Beirut: The Arab League was set to vote on Sunday on sweeping sanctions against Syria, as Damascus slammed the move as a betrayal of Arab solidarity.
Syria is facing mounting international pressure to end the bloody crackdown on the uprising against President Bashar Assad, which the UN says has killed more than 3,500 people since March. The European Union and the United States have imposed several rounds of sanctions against Assad and his regime, including a ban on the import of Syrian oil.
The 22-nation Arab League will vote on Sunday on whether to impose its own sanctions, which could include halting cooperation with Syria's central bank and stopping flights to the country. If the Arab League goes ahead with the sanctions, it will be a huge blow for a regime that considers itself a powerhouse of Arab nationalism.
The state-owned newspaper ran a front-page headline on Sunday saying the Arab League is calling for "economic and commercial sanctions targeting the Syrian people."
The measure is "unprecedented and contradicts the rules of Arab cooperation," the paper said.
Since the revolt began, the regime has blamed armed gangs acting out a foreign conspiracy for the bloodshed.    

It is not clear whether Arab sanctions would succeed in pressuring the Syrian regime into putting an end to the violence that has claimed the lives of dozens of Syrians, week after week.
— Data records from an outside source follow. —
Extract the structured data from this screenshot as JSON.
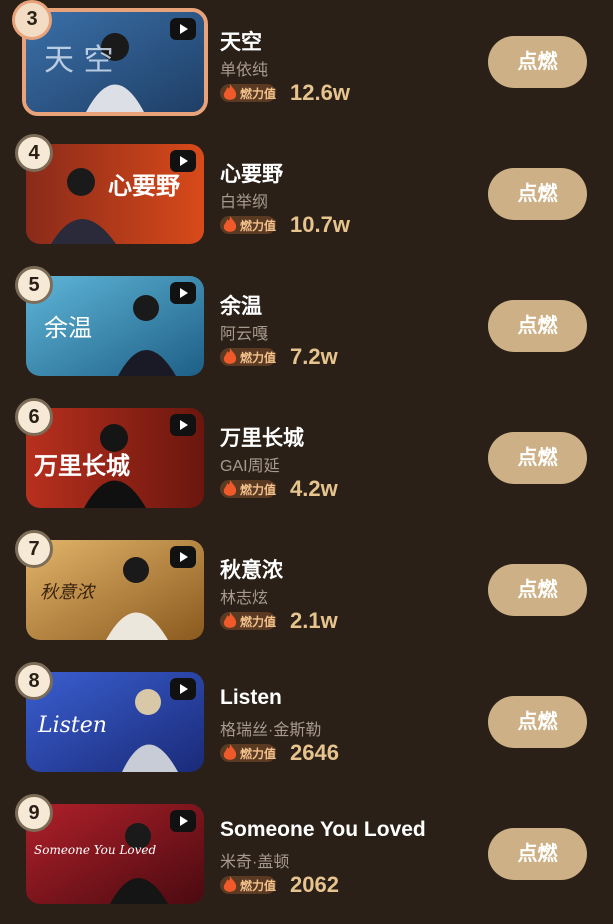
{
  "heat_badge_label": "燃力值",
  "ignite_label": "点燃",
  "colors": {
    "background": "#2a2018",
    "button": "#cdb085",
    "value_text": "#e7c48e",
    "top_border": "#e9a37a"
  },
  "items": [
    {
      "rank": "3",
      "title": "天空",
      "artist": "单依纯",
      "heat": "12.6w",
      "thumb_text": "天 空"
    },
    {
      "rank": "4",
      "title": "心要野",
      "artist": "白举纲",
      "heat": "10.7w",
      "thumb_text": "心要野"
    },
    {
      "rank": "5",
      "title": "余温",
      "artist": "阿云嘎",
      "heat": "7.2w",
      "thumb_text": "余温"
    },
    {
      "rank": "6",
      "title": "万里长城",
      "artist": "GAI周延",
      "heat": "4.2w",
      "thumb_text": "万里长城"
    },
    {
      "rank": "7",
      "title": "秋意浓",
      "artist": "林志炫",
      "heat": "2.1w",
      "thumb_text": "秋意浓"
    },
    {
      "rank": "8",
      "title": "Listen",
      "artist": "格瑞丝·金斯勒",
      "heat": "2646",
      "thumb_text": "Listen"
    },
    {
      "rank": "9",
      "title": "Someone You Loved",
      "artist": "米奇·盖顿",
      "heat": "2062",
      "thumb_text": "Someone You Loved"
    }
  ]
}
Many fear the violence is pushing the country toward civil war.
Until recently, most of the bloodshed was caused by security forces firing on mainly peaceful protests. But there have been growing reports of army defectors and armed civilians fighting Assad's forces, a development that some say plays into the regime's hands by giving government troops a pretext to crack down with overwhelming force.